La bimba romena protagonista del progetto «Dal bozzolo alla farfalla», che ha vinto il concorso «Le chiavi di Scuola 2009» per la scuola dell'infanziaCom’è già noto a chi ci segue con attenzione, la FISH (Federazione Italiana per il Superamento dell’Handicap) ha premiato anche quest’anno le quattro scuole vincitrici, una per categoria, delle Chiavi di Scuola 2009, concorso sulle buone prassi per l’inclusione scolastica degli alunni con disabilità, promosso dalla Federazione, con il sostegno, per il terzo anno consecutivo, di Enel Cuore ONLUS (il nostro testo dedicato alla premiazione dei vari vincitori, pubblicato nel mese di febbraio scorso, è raggiungibile cliccando qui).
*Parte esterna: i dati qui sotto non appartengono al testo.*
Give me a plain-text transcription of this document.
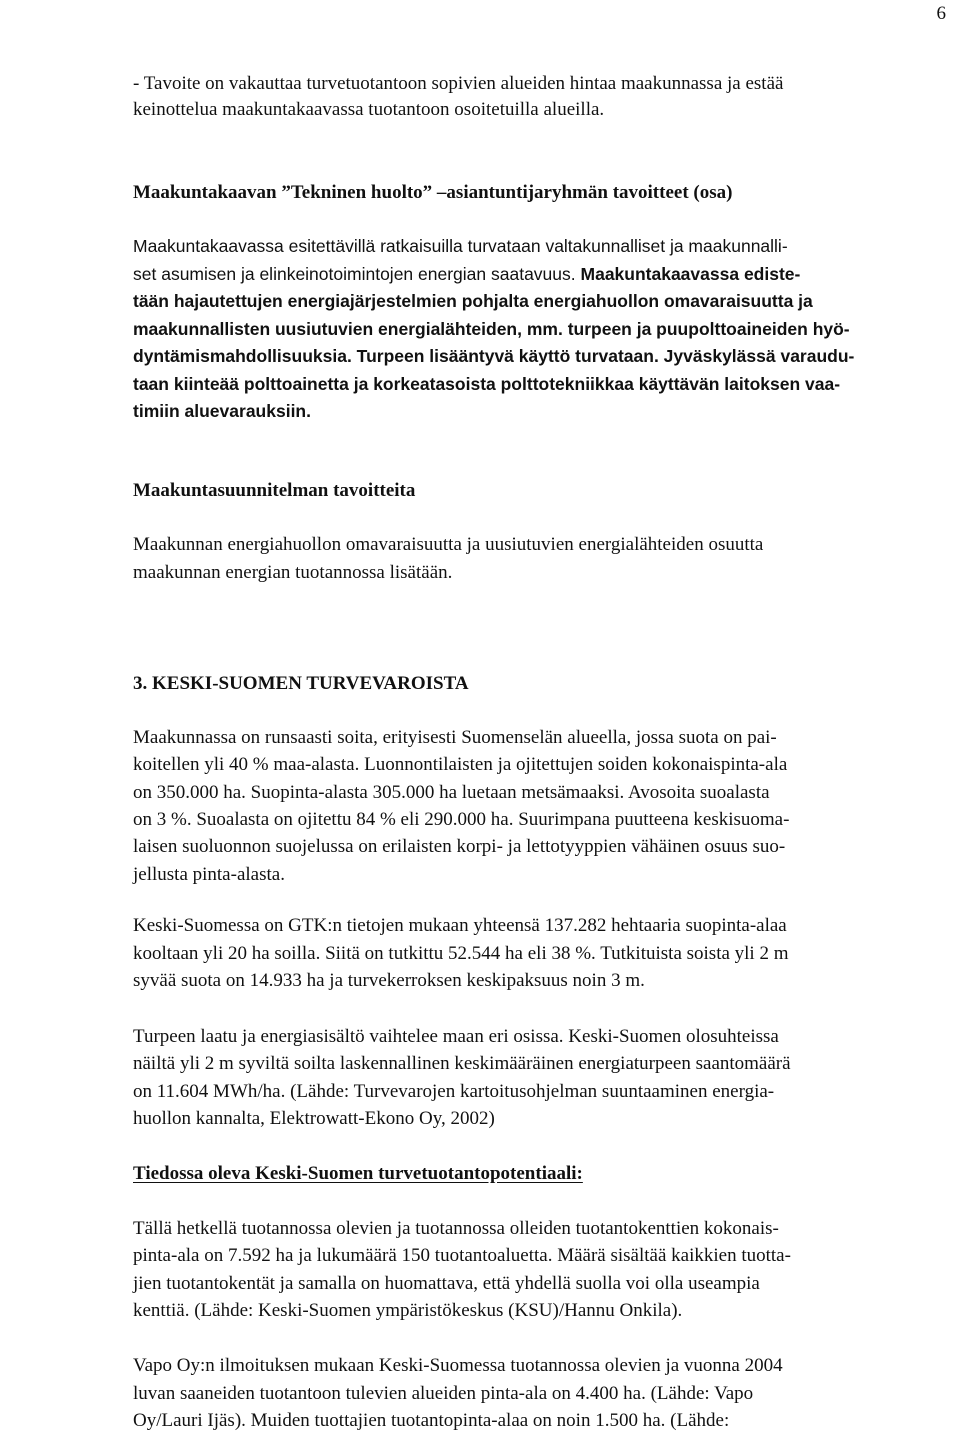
6
- Tavoite on vakauttaa turvetuotantoon sopivien alueiden hintaa maakunnassa ja estää
keinottelua maakuntakaavassa tuotantoon osoitetuilla alueilla.
Maakuntakaavan ”Tekninen huolto” –asiantuntijaryhmän tavoitteet (osa)
Maakuntakaavassa esitettävillä ratkaisuilla turvataan valtakunnalliset ja maakunnalli-
set asumisen ja elinkeinotoimintojen energian saatavuus. Maakuntakaavassa ediste-
tään hajautettujen energiajärjestelmien pohjalta energiahuollon omavaraisuutta ja
maakunnallisten uusiutuvien energialähteiden, mm. turpeen ja puupolttoaineiden hyö-
dyntämismahdollisuuksia. Turpeen lisääntyvä käyttö turvataan. Jyväskylässä varaudu-
taan kiinteää polttoainetta ja korkeatasoista polttotekniikkaa käyttävän laitoksen vaa-
timiin aluevarauksiin.
Maakuntasuunnitelman tavoitteita
Maakunnan energiahuollon omavaraisuutta ja uusiutuvien energialähteiden osuutta
maakunnan energian tuotannossa lisätään.
3. KESKI-SUOMEN TURVEVAROISTA
Maakunnassa on runsaasti soita, erityisesti Suomenselän alueella, jossa suota on pai-
koitellen yli 40 % maa-alasta. Luonnontilaisten ja ojitettujen soiden kokonaispinta-ala
on 350.000 ha. Suopinta-alasta 305.000 ha luetaan metsämaaksi. Avosoita suoalasta
on 3 %. Suoalasta on ojitettu 84 % eli 290.000 ha. Suurimpana puutteena keskisuoma-
laisen suoluonnon suojelussa on erilaisten korpi- ja lettotyyppien vähäinen osuus suo-
jellusta pinta-alasta.
Keski-Suomessa on GTK:n tietojen mukaan yhteensä 137.282 hehtaaria suopinta-alaa
kooltaan yli 20 ha soilla. Siitä on tutkittu 52.544 ha eli 38 %. Tutkituista soista yli 2 m
syvää suota on 14.933 ha ja turvekerroksen keskipaksuus noin 3 m.
Turpeen laatu ja energiasisältö vaihtelee maan eri osissa. Keski-Suomen olosuhteissa
näiltä yli 2 m syviltä soilta laskennallinen keskimääräinen energiaturpeen saantomäärä
on 11.604 MWh/ha. (Lähde: Turvevarojen kartoitusohjelman suuntaaminen energia-
huollon kannalta, Elektrowatt-Ekono Oy, 2002)
Tiedossa oleva Keski-Suomen turvetuotantopotentiaali:
Tällä hetkellä tuotannossa olevien ja tuotannossa olleiden tuotantokenttien kokonais-
pinta-ala on 7.592 ha ja lukumäärä 150 tuotantoaluetta. Määrä sisältää kaikkien tuotta-
jien tuotantokentät ja samalla on huomattava, että yhdellä suolla voi olla useampia
kenttiä. (Lähde: Keski-Suomen ympäristökeskus (KSU)/Hannu Onkila).
Vapo Oy:n ilmoituksen mukaan Keski-Suomessa tuotannossa olevien ja vuonna 2004
luvan saaneiden tuotantoon tulevien alueiden pinta-ala on 4.400 ha. (Lähde: Vapo
Oy/Lauri Ijäs). Muiden tuottajien tuotantopinta-alaa on noin 1.500 ha. (Lähde:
In questa nostra prima intervista, abbiamo ascoltato il racconto di uno dei due insegnanti di sostegno che hanno avuto un ruolo da protagonisti nel progetto della scuola dell’infanzia risultato vincitore nella propria categoria, intitolato Dal bozzolo alla farfalla e condotto presso la Direzione Didattica Statale Secondo Circolo di Venosa, in provincia di Potenza.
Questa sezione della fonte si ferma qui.